Cultura e Spettacoli

Un inedito di Leopardi "innamorato" di Dante

Ogni tanto qualcuno scopre un autografo di un autore importante. Ma c'è autografo e autografo. Questa volta dalle carte leopardiane della Biblioteca nazionale di Napoli riemerge un testo fatto e finito di Giacomo Leopardi (1798-1837). Un articolo di critica letteraria pronto per la pubblicazione e quindi, se non un capolavoro, indubitabilmente un testo di valore letterario.
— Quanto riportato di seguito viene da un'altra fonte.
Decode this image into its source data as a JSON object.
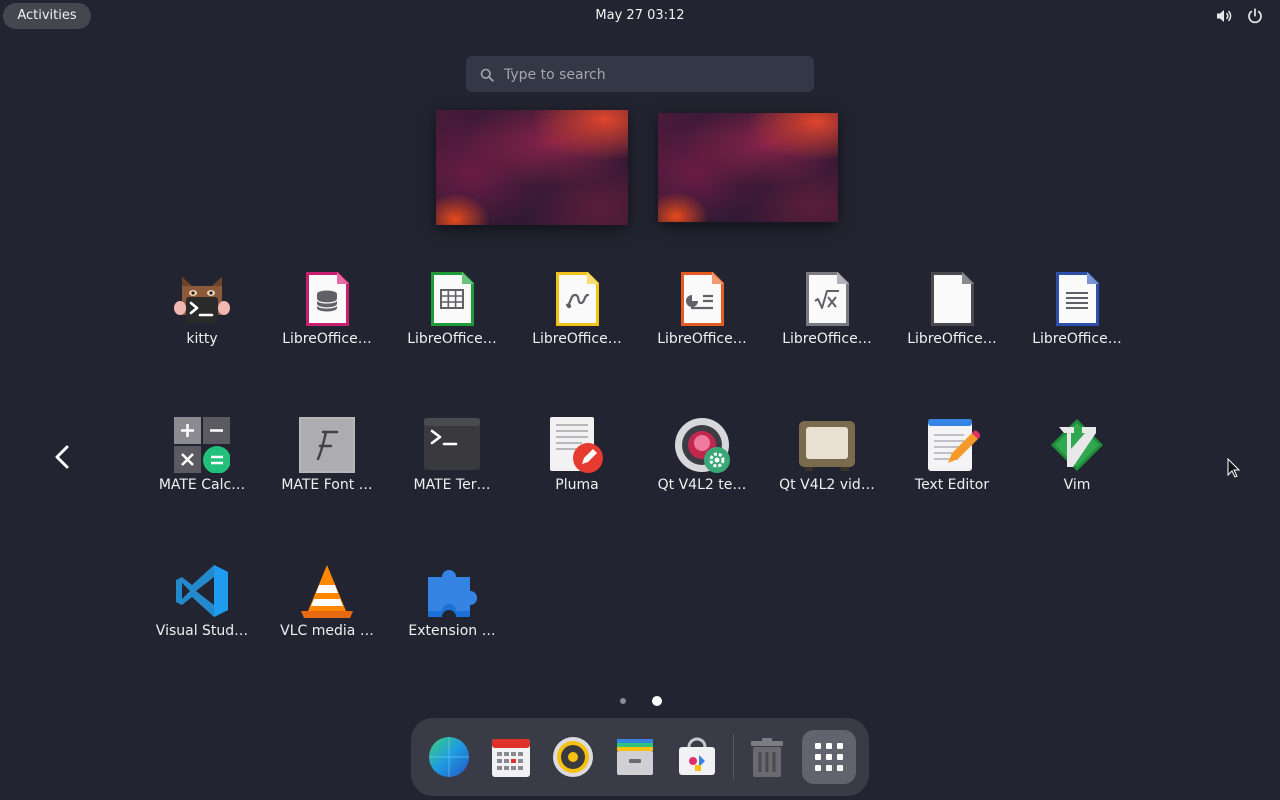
{
  "topbar": {
    "activities_label": "Activities",
    "clock": "May 27  03:12",
    "icons": [
      "volume-icon",
      "power-icon"
    ]
  },
  "search": {
    "placeholder": "Type to search",
    "value": ""
  },
  "workspaces": [
    "workspace-1",
    "workspace-2"
  ],
  "apps": [
    {
      "label": "kitty",
      "icon": "kitty-icon"
    },
    {
      "label": "LibreOffice…",
      "icon": "libreoffice-base-icon"
    },
    {
      "label": "LibreOffice…",
      "icon": "libreoffice-calc-icon"
    },
    {
      "label": "LibreOffice…",
      "icon": "libreoffice-draw-icon"
    },
    {
      "label": "LibreOffice…",
      "icon": "libreoffice-impress-icon"
    },
    {
      "label": "LibreOffice…",
      "icon": "libreoffice-math-icon"
    },
    {
      "label": "LibreOffice…",
      "icon": "libreoffice-icon"
    },
    {
      "label": "LibreOffice…",
      "icon": "libreoffice-writer-icon"
    },
    {
      "label": "MATE Calc…",
      "icon": "mate-calculator-icon"
    },
    {
      "label": "MATE Font …",
      "icon": "mate-font-viewer-icon"
    },
    {
      "label": "MATE Ter…",
      "icon": "mate-terminal-icon"
    },
    {
      "label": "Pluma",
      "icon": "pluma-icon"
    },
    {
      "label": "Qt V4L2 te…",
      "icon": "qt-v4l2-test-icon"
    },
    {
      "label": "Qt V4L2 vid…",
      "icon": "qt-v4l2-video-icon"
    },
    {
      "label": "Text Editor",
      "icon": "text-editor-icon"
    },
    {
      "label": "Vim",
      "icon": "vim-icon"
    },
    {
      "label": "Visual Stud…",
      "icon": "vscode-icon"
    },
    {
      "label": "VLC media …",
      "icon": "vlc-icon"
    },
    {
      "label": "Extension …",
      "icon": "extension-icon"
    }
  ],
  "pagination": {
    "pages": 2,
    "current": 2
  },
  "dock": {
    "items": [
      "browser-icon",
      "calendar-icon",
      "rhythmbox-icon",
      "files-icon",
      "software-icon",
      "trash-icon",
      "show-apps-icon"
    ]
  },
  "colors": {
    "background": "#222431",
    "dock": "#393b46",
    "search": "#343746"
  }
}
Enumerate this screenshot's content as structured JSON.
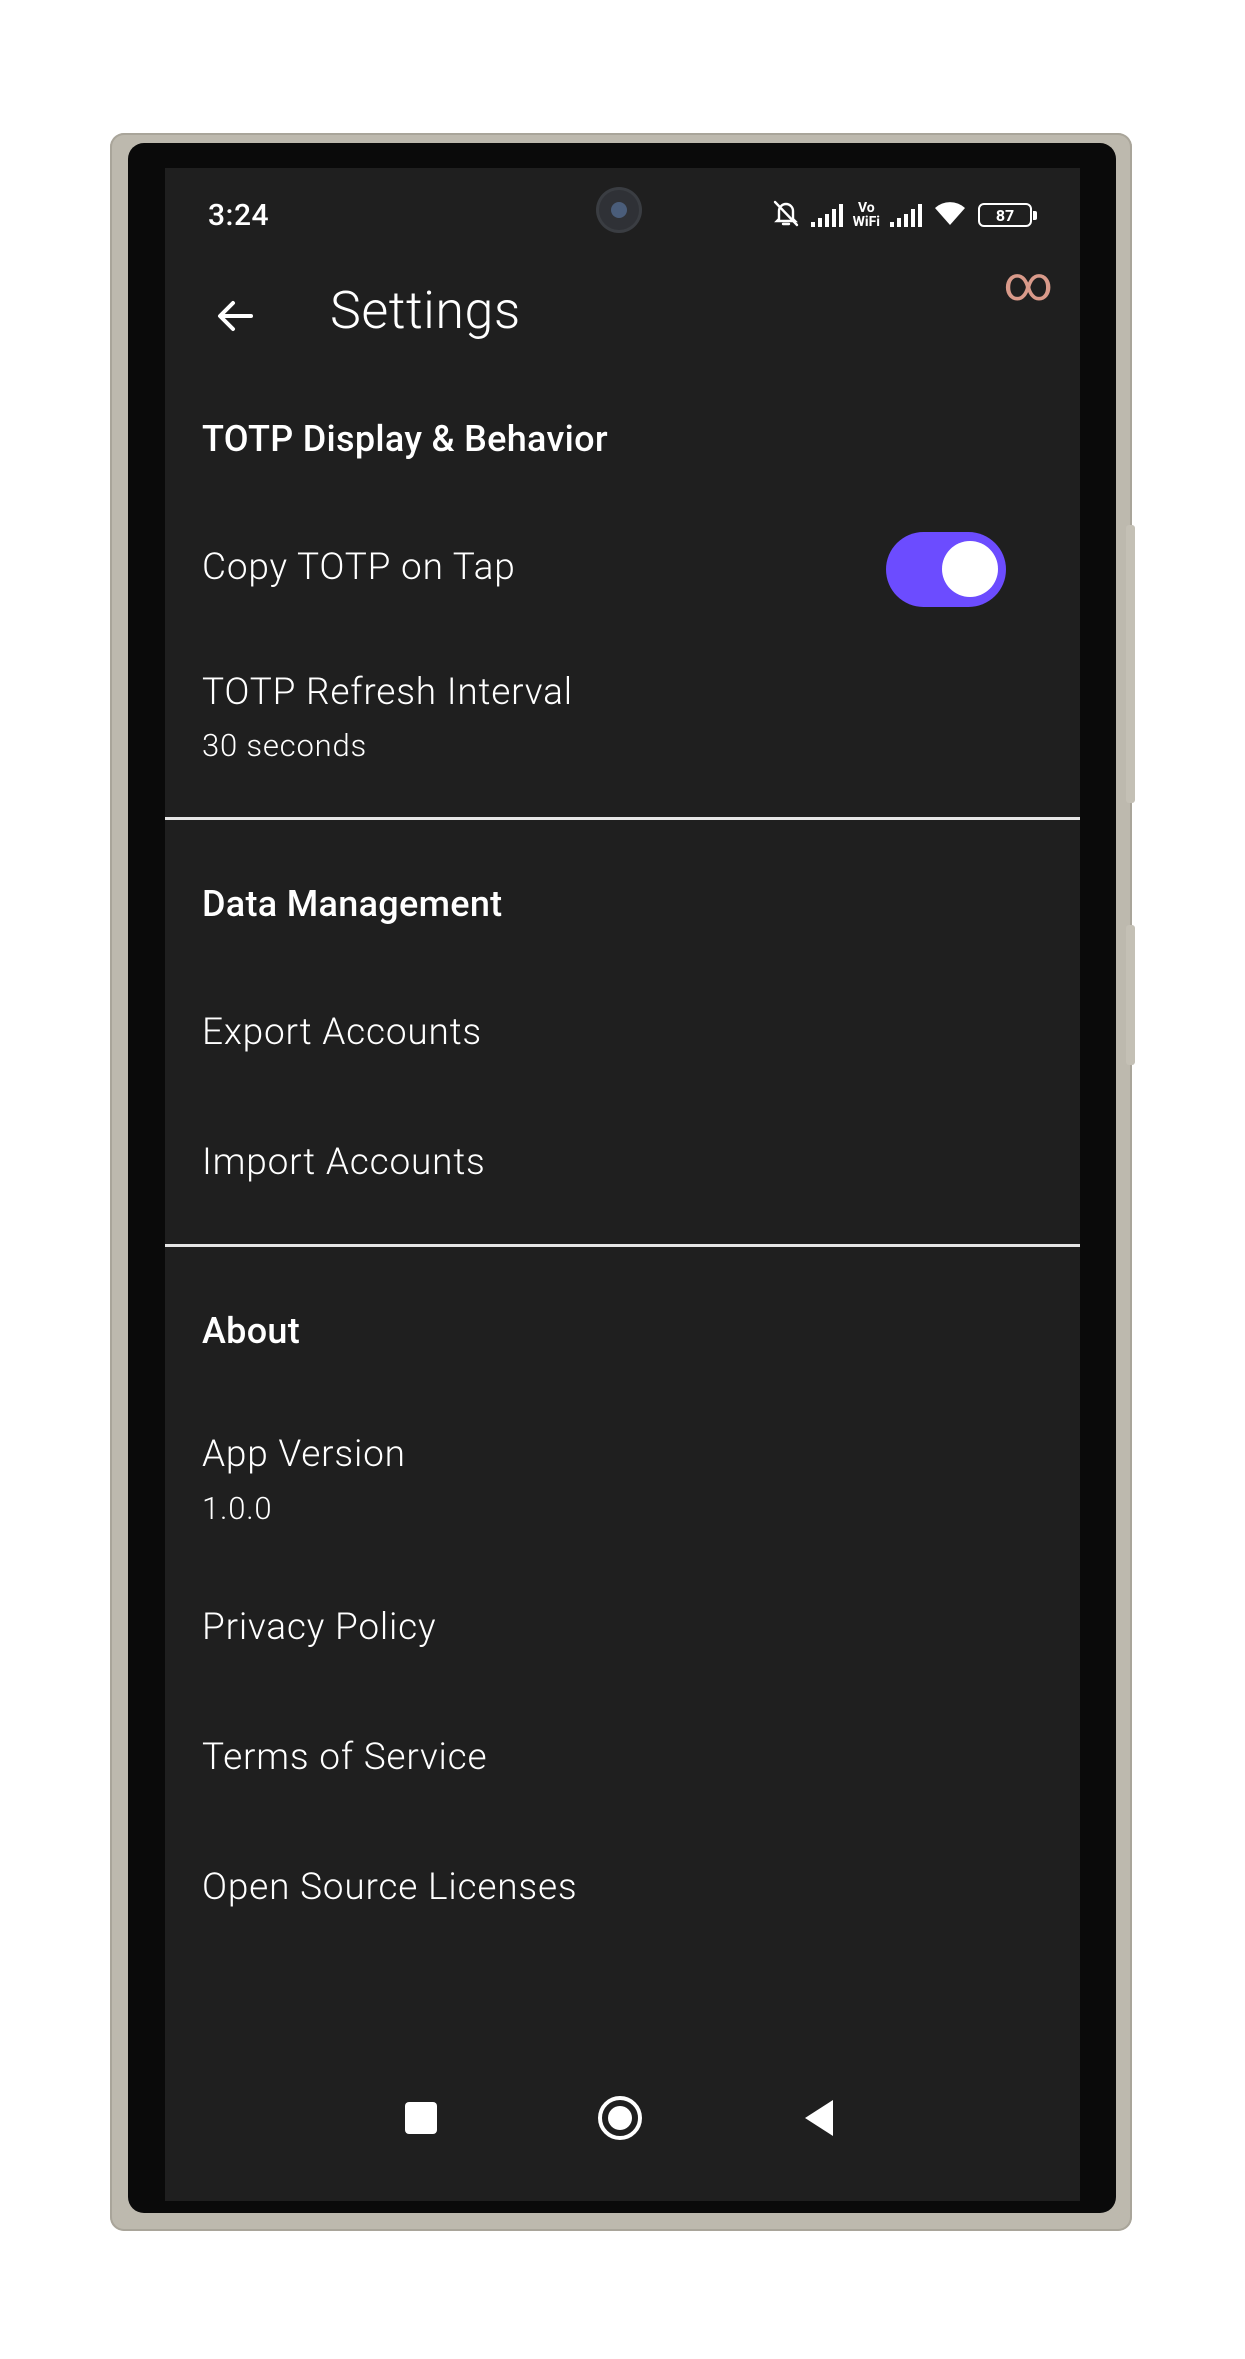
{
  "status_bar": {
    "time": "3:24",
    "battery": "87",
    "vowifi_top": "Vo",
    "vowifi_bottom": "WiFi",
    "icons": [
      "mute-icon",
      "signal-icon",
      "vowifi-icon",
      "signal-icon",
      "wifi-icon",
      "battery-icon"
    ]
  },
  "overlay_badge": "∞",
  "app_bar": {
    "back_icon": "arrow-left-icon",
    "title": "Settings"
  },
  "sections": {
    "totp": {
      "header": "TOTP Display & Behavior",
      "copy_on_tap": {
        "label": "Copy TOTP on Tap",
        "enabled": true
      },
      "refresh_interval": {
        "label": "TOTP Refresh Interval",
        "value": "30 seconds"
      }
    },
    "data": {
      "header": "Data Management",
      "export": "Export Accounts",
      "import": "Import Accounts"
    },
    "about": {
      "header": "About",
      "version_label": "App Version",
      "version_value": "1.0.0",
      "privacy": "Privacy Policy",
      "terms": "Terms of Service",
      "licenses": "Open Source Licenses"
    }
  },
  "nav_bar": {
    "icons": [
      "recents-square-icon",
      "home-circle-icon",
      "back-triangle-icon"
    ]
  },
  "colors": {
    "background": "#1f1f1f",
    "accent": "#6c4cff",
    "text": "#ffffff",
    "divider": "#e6e6e6"
  }
}
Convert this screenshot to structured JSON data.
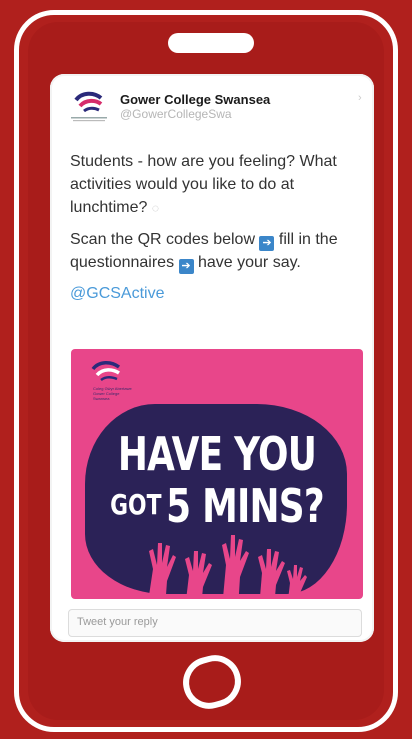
{
  "account": {
    "name": "Gower College Swansea",
    "handle": "@GowerCollegeSwa"
  },
  "tweet": {
    "line1": "Students - how are you feeling? What activities would you like to do at lunchtime?",
    "line2a": "Scan the QR codes below",
    "line2b": "fill in the questionnaires",
    "line2c": "have your say.",
    "mention": "@GCSActive"
  },
  "poster": {
    "headline_top": "HAVE YOU",
    "headline_small": "GOT",
    "headline_big": "5 MINS?",
    "logo_text": "Coleg Gŵyr Abertawe Gower College Swansea"
  },
  "reply": {
    "placeholder": "Tweet your reply"
  },
  "icons": {
    "arrow": "right-arrow-icon",
    "bubble": "speech-bubble-icon",
    "logo": "college-logo-icon"
  },
  "colors": {
    "background": "#b0201d",
    "mention": "#4a9ad9",
    "poster_pink": "#e8468a",
    "poster_navy": "#2b2257"
  }
}
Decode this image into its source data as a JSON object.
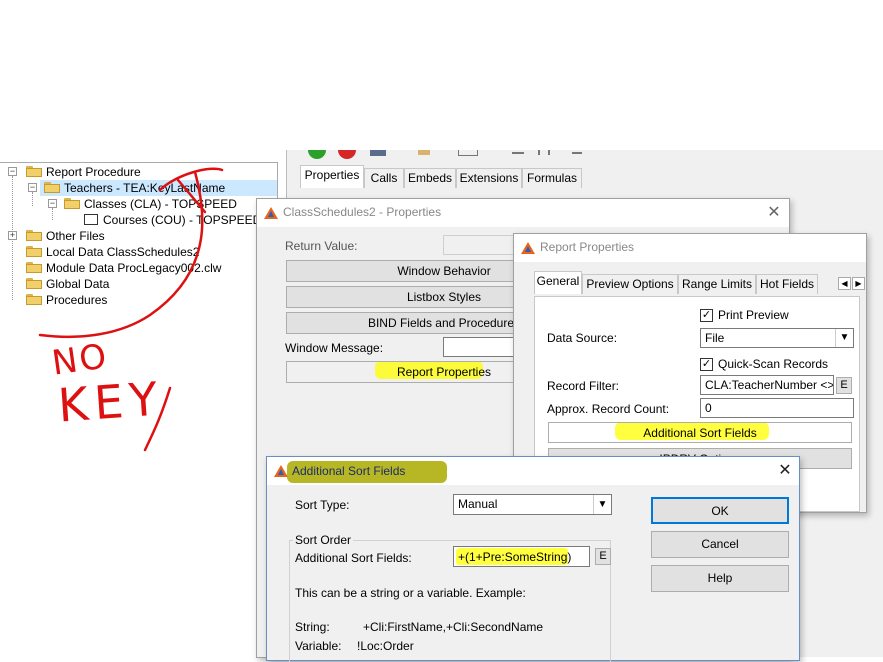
{
  "tree": {
    "items": [
      {
        "label": "Report Procedure",
        "expander": "−"
      },
      {
        "label": "Teachers - TEA:KeyLastName",
        "expander": "−"
      },
      {
        "label": "Classes (CLA) - TOPSPEED",
        "expander": "−"
      },
      {
        "label": "Courses (COU) - TOPSPEED"
      },
      {
        "label": "Other Files",
        "expander": "+"
      },
      {
        "label": "Local Data ClassSchedules2"
      },
      {
        "label": "Module Data ProcLegacy002.clw"
      },
      {
        "label": "Global Data"
      },
      {
        "label": "Procedures"
      }
    ]
  },
  "annotation": {
    "line1": "NO",
    "line2": "KEY",
    "color": "#dd1111"
  },
  "main_tabs": [
    "Properties",
    "Calls",
    "Embeds",
    "Extensions",
    "Formulas"
  ],
  "class_schedules": {
    "title": "ClassSchedules2 - Properties",
    "return_value_label": "Return Value:",
    "window_behavior": "Window Behavior",
    "listbox_styles": "Listbox Styles",
    "bind_fields": "BIND Fields and Procedures",
    "window_message_label": "Window Message:",
    "report_properties": "Report Properties"
  },
  "report_properties": {
    "title": "Report Properties",
    "tabs": [
      "General",
      "Preview Options",
      "Range Limits",
      "Hot Fields"
    ],
    "print_preview": "Print Preview",
    "data_source_label": "Data Source:",
    "data_source_value": "File",
    "quick_scan": "Quick-Scan Records",
    "record_filter_label": "Record Filter:",
    "record_filter_value": "CLA:TeacherNumber <>",
    "approx_count_label": "Approx. Record Count:",
    "approx_count_value": "0",
    "additional_sort_fields": "Additional Sort Fields",
    "e_label": "E",
    "cut_button": "IPDRV Options"
  },
  "sort_dialog": {
    "title": "Additional Sort Fields",
    "sort_type_label": "Sort Type:",
    "sort_type_value": "Manual",
    "sort_order_label": "Sort Order",
    "additional_label": "Additional Sort Fields:",
    "additional_value": "+(1+Pre:SomeString)",
    "e_label": "E",
    "help_text": "This can be a string or a variable.  Example:",
    "string_label": "String:",
    "string_example": "+Cli:FirstName,+Cli:SecondName",
    "variable_label": "Variable:",
    "variable_example": "!Loc:Order",
    "ok": "OK",
    "cancel": "Cancel",
    "help": "Help"
  },
  "colors": {
    "highlight": "#ffff00",
    "accent_title": "#2b5fb8",
    "focus_border": "#0078d7"
  }
}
Si tratta di una inedita recensione, con molta probabilità risalente all'autunno del 1816, quindi proprio sul finire di quel periodo che Leopardi stesso definì di «studio matto e disperatissimo». È sicuramente un testo compiuto, in bella copia e firmato, ma che il poeta rinunciò a pubblicare. Sconosciuto è peraltro anche l'opuscolo recensito, L'ombra di Dante, «visione» in terzine di Giuliano Anniballi, stampata a Loreto nel 1816.

La scopritore del manoscritto è Christian Genetelli, professore ordinario di Letteratura e filologia italiane all'Università di Friburgo (Svizzera) e membro del comitato scientifico del Centro nazionale di studi leopardiani di Recanati. Il docente ha dedicato al testo un saggio in uscita in questi giorni a Milano presso Led-Edizioni Universitarie di Lettere Economia Diritto (collana «Palinsesti») dal titolo: Un'inedita e ignota recensione di Giacomo Leopardi (L'Ombra di Dante). Come spiega Genetelli, l'autografo leopardiano è un foglio semplice, vergato sul recto e sul verso. Va, come dicevamo, collocato all'interno di una stagione di attività febbrile per Leopardi, fresco di «conversione letteraria» e specchio di un momento in cui proprio la figura di Dante assume un posto privilegiato dentro la sua «poetica del primitivo». Lo studio, naturalmente, getta luce anche sull'involontario co-protagonista della vicenda, il professor Giuliano Anniballi, autore dell'Ombra di Dante. Autore di una certa notorietà nell'Ottocento di cui è tracciata l'intera parabola: dai primi passi nella nativa Urbino fino agli anni riminesi della maturità e della vecchiaia, ormai oltre la metà dell'Ottocento, ma sempre impegnato in una poetica di stampo classicista.

Resta da capire perché questo scritto inedito sia stato conservato da Leopardi così a lungo e portato nella sua ultima dimora napoletana.